Mandiakuy : De l’engrais excessivement cher !
Par Jérémie DEMBÉLÉ Mandiakuy, 9 août (AMAP) En cette période d’hivernage, la vente d’engrais est devenue florissante à Mandiakuy, dans le Centre du Mali, où c’est une activité qui rapporte plus aux commerçants et, en même temps, cause énormément de difficultés aux paysans du Buwatun. De nombreux commerçants se frottent les mains dans le business de cet intrant, facteur incontournables dans la réussite de l’agriculture qui est devenu si cher à Mandiakuy. Malgré tous les efforts du gouvernement, pour avoir un sac d’engrais NPK, il faut débourser 28 500 Fcfa, le complexe coton coûte 32 500 à 35 000 Fcfa. Cependant, pour avoir un sac d’urée on vous demande la somme de 30 000 Fcfa. Certains paysans prennent leur mal en patience, espérant que la Compagnie malienne de développement des textiles (CMDT) respectera sa parole donnée en leur livrant de l’engrais subventionné. Bourama Daou de Diarrakongo, qui a fait 08 hectares de coton, dit être « confiant que le nouveau Président directeur général (PDG) de la CMDT fera tout pour sauver la campagne agricole en cours. » Il affirme que « le prix du sac d’engrais n’est vraiment pas à la portée des paysans de la zone » et que « seule la dotation des paysans cotonculteurs en engrais peut faire chuter le prix du sac d’engrais sur nos marchés. » Cyriaque Dakouo, un paysan-commerçant de Duy-Mandiakuy dit que cette hausse du prix d’engrais était « prévisible depuis la dernière campagne, car la CMDT a eu des difficultés à satisfaire ses producteurs depuis 2024. » PROBLEME DE PAIEMENT AUX PAYSANS – Outre le problème de fournir de l’engrais aux paysans, il y a celui de trouver un poison efficace contre les Jassides qui continuent de ravager des hectares de coton.
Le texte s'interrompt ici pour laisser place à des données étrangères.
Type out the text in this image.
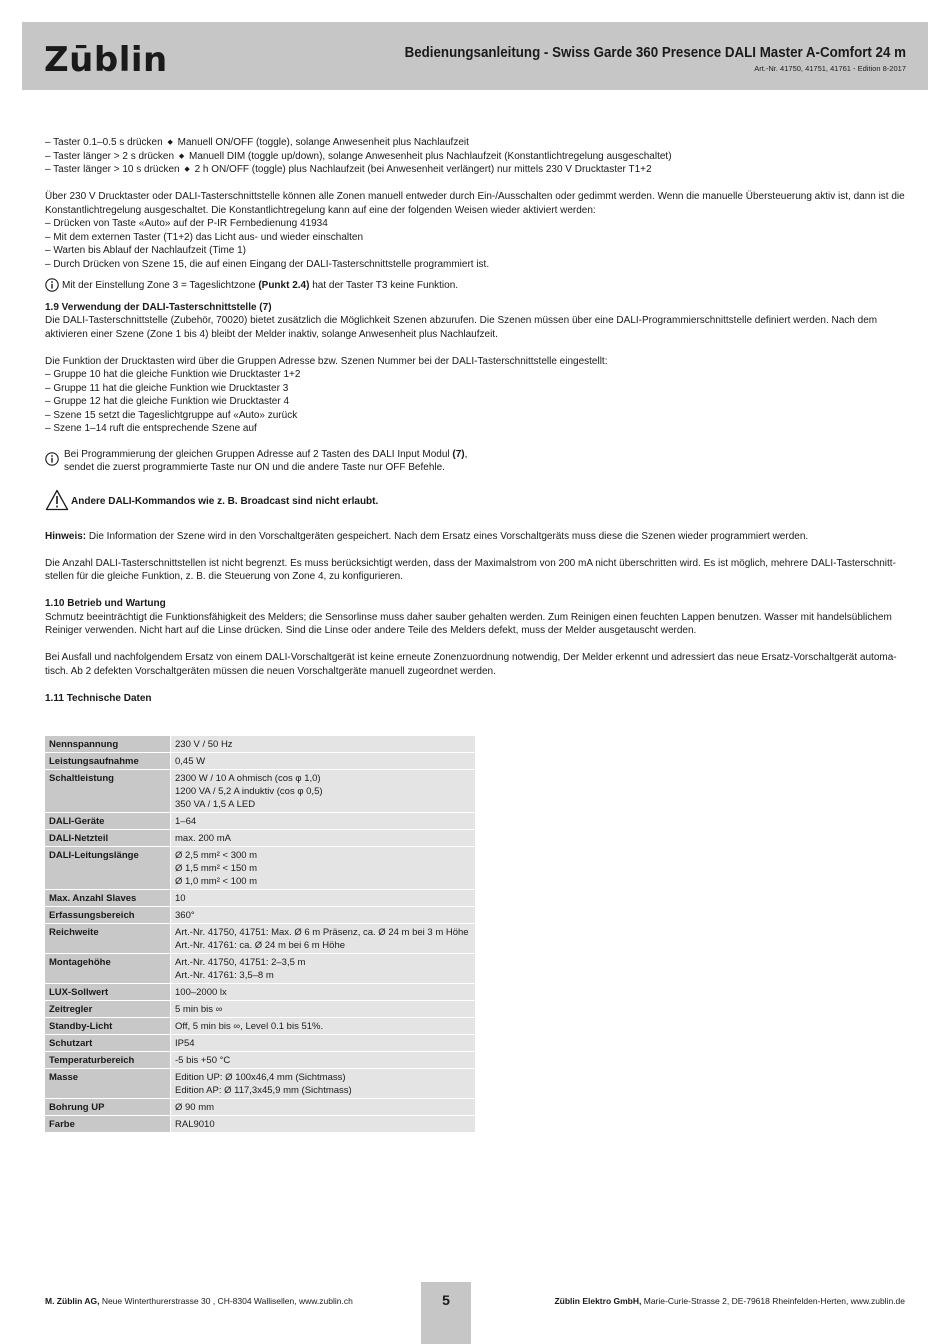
Zūblin	Bedienungsanleitung - Swiss Garde 360 Presence DALI Master A-Comfort 24 m
Art.-Nr. 41750, 41751, 41761 - Edition 8-2017
– Taster 0.1–0.5 s drücken ◆ Manuell ON/OFF (toggle), solange Anwesenheit plus Nachlaufzeit
– Taster länger > 2 s drücken ◆ Manuell DIM (toggle up/down), solange Anwesenheit plus Nachlaufzeit (Konstantlichtregelung ausgeschaltet)
– Taster länger > 10 s drücken ◆ 2 h ON/OFF (toggle) plus Nachlaufzeit (bei Anwesenheit verlängert) nur mittels 230 V Drucktaster T1+2
Über 230 V Drucktaster oder DALI-Tasterschnittstelle können alle Zonen manuell entweder durch Ein-/Ausschalten oder gedimmt werden. Wenn die manuelle Übersteuerung aktiv ist, dann ist die
Konstantlichtregelung ausgeschaltet. Die Konstantlichtregelung kann auf eine der folgenden Weisen wieder aktiviert werden:
– Drücken von Taste «Auto» auf der P-IR Fernbedienung 41934
– Mit dem externen Taster (T1+2) das Licht aus- und wieder einschalten
– Warten bis Ablauf der Nachlaufzeit (Time 1)
– Durch Drücken von Szene 15, die auf einen Eingang der DALI-Tasterschnittstelle programmiert ist.
Mit der Einstellung Zone 3 = Tageslichtzone (Punkt 2.4) hat der Taster T3 keine Funktion.
1.9 Verwendung der DALI-Tasterschnittstelle (7)
Die DALI-Tasterschnittstelle (Zubehör, 70020) bietet zusätzlich die Möglichkeit Szenen abzurufen. Die Szenen müssen über eine DALI-Programmierschnittstelle definiert werden. Nach dem
aktivieren einer Szene (Zone 1 bis 4) bleibt der Melder inaktiv, solange Anwesenheit plus Nachlaufzeit.
Die Funktion der Drucktasten wird über die Gruppen Adresse bzw. Szenen Nummer bei der DALI-Tasterschnittstelle eingestellt:
– Gruppe 10 hat die gleiche Funktion wie Drucktaster 1+2
– Gruppe 11 hat die gleiche Funktion wie Drucktaster 3
– Gruppe 12 hat die gleiche Funktion wie Drucktaster 4
– Szene 15 setzt die Tageslichtgruppe auf «Auto» zurück
– Szene 1–14 ruft die entsprechende Szene auf
Bei Programmierung der gleichen Gruppen Adresse auf 2 Tasten des DALI Input Modul (7),
sendet die zuerst programmierte Taste nur ON und die andere Taste nur OFF Befehle.
Andere DALI-Kommandos wie z. B. Broadcast sind nicht erlaubt.
Hinweis: Die Information der Szene wird in den Vorschaltgeräten gespeichert. Nach dem Ersatz eines Vorschaltgeräts muss diese die Szenen wieder programmiert werden.
Die Anzahl DALI-Tasterschnittstellen ist nicht begrenzt. Es muss berücksichtigt werden, dass der Maximalstrom von 200 mA nicht überschritten wird. Es ist möglich, mehrere DALI-Tasterschnitt-
stellen für die gleiche Funktion, z. B. die Steuerung von Zone 4, zu konfigurieren.
1.10 Betrieb und Wartung
Schmutz beeinträchtigt die Funktionsfähigkeit des Melders; die Sensorlinse muss daher sauber gehalten werden. Zum Reinigen einen feuchten Lappen benutzen. Wasser mit handelsüblichem
Reiniger verwenden. Nicht hart auf die Linse drücken. Sind die Linse oder andere Teile des Melders defekt, muss der Melder ausgetauscht werden.
Bei Ausfall und nachfolgendem Ersatz von einem DALI-Vorschaltgerät ist keine erneute Zonenzuordnung notwendig, Der Melder erkennt und adressiert das neue Ersatz-Vorschaltgerät automa-
tisch. Ab 2 defekten Vorschaltgeräten müssen die neuen Vorschaltgeräte manuell zugeordnet werden.
1.11 Technische Daten
Nennspannung	230 V / 50 Hz

Leistungsaufnahme	0,45 W

Schaltleistung	2300 W / 10 A ohmisch (cos φ 1,0)
1200 VA / 5,2 A induktiv (cos φ 0,5)
350 VA / 1,5 A LED

DALI-Geräte	1–64

DALI-Netzteil	max. 200 mA

DALI-Leitungslänge	Ø 2,5 mm² < 300 m
Ø 1,5 mm² < 150 m
Ø 1,0 mm² < 100 m

Max. Anzahl Slaves	10

Erfassungsbereich	360°

Reichweite	Art.-Nr. 41750, 41751: Max. Ø 6 m Präsenz, ca. Ø 24 m bei 3 m Höhe
Art.-Nr. 41761: ca. Ø 24 m bei 6 m Höhe

Montagehöhe	Art.-Nr. 41750, 41751: 2–3,5 m
Art.-Nr. 41761: 3,5–8 m

LUX-Sollwert	100–2000 lx

Zeitregler	5 min bis ∞

Standby-Licht	Off, 5 min bis ∞, Level 0.1 bis 51%.

Schutzart	IP54

Temperaturbereich	-5 bis +50 °C

Masse	Edition UP: Ø 100x46,4 mm (Sichtmass)
Edition AP: Ø 117,3x45,9 mm (Sichtmass)

Bohrung UP	Ø 90 mm

Farbe	RAL9010
M. Züblin AG, Neue Winterthurerstrasse 30 , CH-8304 Wallisellen, www.zublin.ch	5	Züblin Elektro GmbH, Marie-Curie-Strasse 2, DE-79618 Rheinfelden-Herten, www.zublin.de
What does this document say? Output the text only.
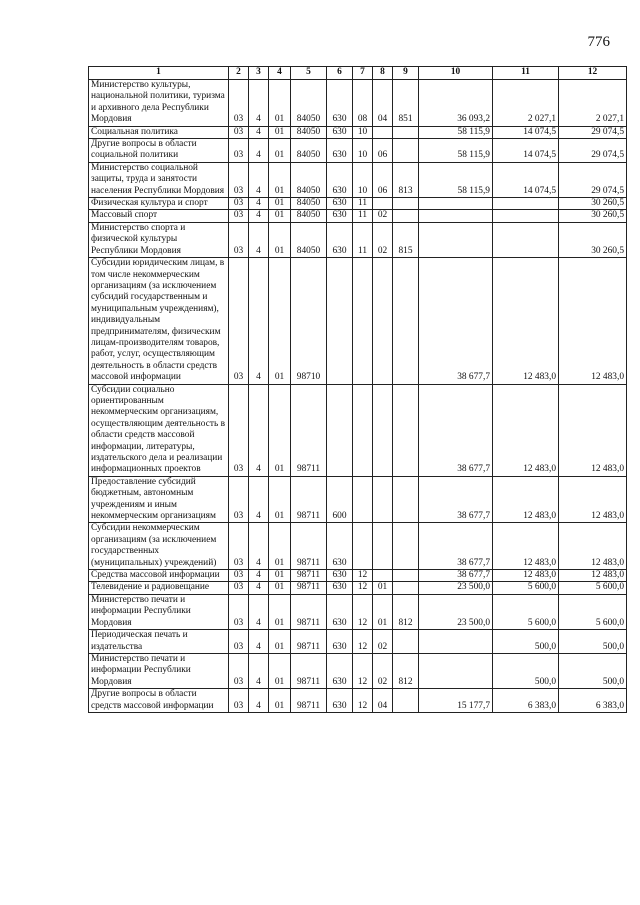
776
1	2	3	4	5	6	7	8	9	10	11	12
Министерство культуры, национальной политики, туризма и архивного дела Республики Мордовия	03	4	01	84050	630	08	04	851	36 093,2	2 027,1	2 027,1
Социальная политика	03	4	01	84050	630	10			58 115,9	14 074,5	29 074,5
Другие вопросы в области социальной политики	03	4	01	84050	630	10	06		58 115,9	14 074,5	29 074,5
Министерство социальной защиты, труда и занятости населения Республики Мордовия	03	4	01	84050	630	10	06	813	58 115,9	14 074,5	29 074,5
Физическая культура и спорт	03	4	01	84050	630	11					30 260,5
Массовый спорт	03	4	01	84050	630	11	02				30 260,5
Министерство спорта и физической культуры Республики Мордовия	03	4	01	84050	630	11	02	815			30 260,5
Субсидии юридическим лицам, в том числе некоммерческим организациям (за исключением субсидий государственным и муниципальным учреждениям), индивидуальным предпринимателям, физическим лицам-производителям товаров, работ, услуг, осуществляющим деятельность в области средств массовой информации	03	4	01	98710					38 677,7	12 483,0	12 483,0
Субсидии социально ориентированным некоммерческим организациям, осуществляющим деятельность в области средств массовой информации, литературы, издательского дела и реализации информационных проектов	03	4	01	98711					38 677,7	12 483,0	12 483,0
Предоставление субсидий бюджетным, автономным учреждениям и иным некоммерческим организациям	03	4	01	98711	600				38 677,7	12 483,0	12 483,0
Субсидии некоммерческим организациям (за исключением государственных (муниципальных) учреждений)	03	4	01	98711	630				38 677,7	12 483,0	12 483,0
Средства массовой информации	03	4	01	98711	630	12			38 677,7	12 483,0	12 483,0
Телевидение и радиовещание	03	4	01	98711	630	12	01		23 500,0	5 600,0	5 600,0
Министерство печати и информации Республики Мордовия	03	4	01	98711	630	12	01	812	23 500,0	5 600,0	5 600,0
Периодическая печать и издательства	03	4	01	98711	630	12	02			500,0	500,0
Министерство печати и информации Республики Мордовия	03	4	01	98711	630	12	02	812		500,0	500,0
Другие вопросы в области средств массовой информации	03	4	01	98711	630	12	04		15 177,7	6 383,0	6 383,0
Le chef secteur d’agriculture, Philippe Dembélé a déploré une situation « qui risque d’aggraver la famine et l’insécurité dans la zone. » Emmanuel Dembélé, chef de village de Sanékuy, lui, dit avoir limité ses espaces agricoles et propose aux paysans de se tourner vers l’engrais organique ou fumier. JD/MD (AMAP)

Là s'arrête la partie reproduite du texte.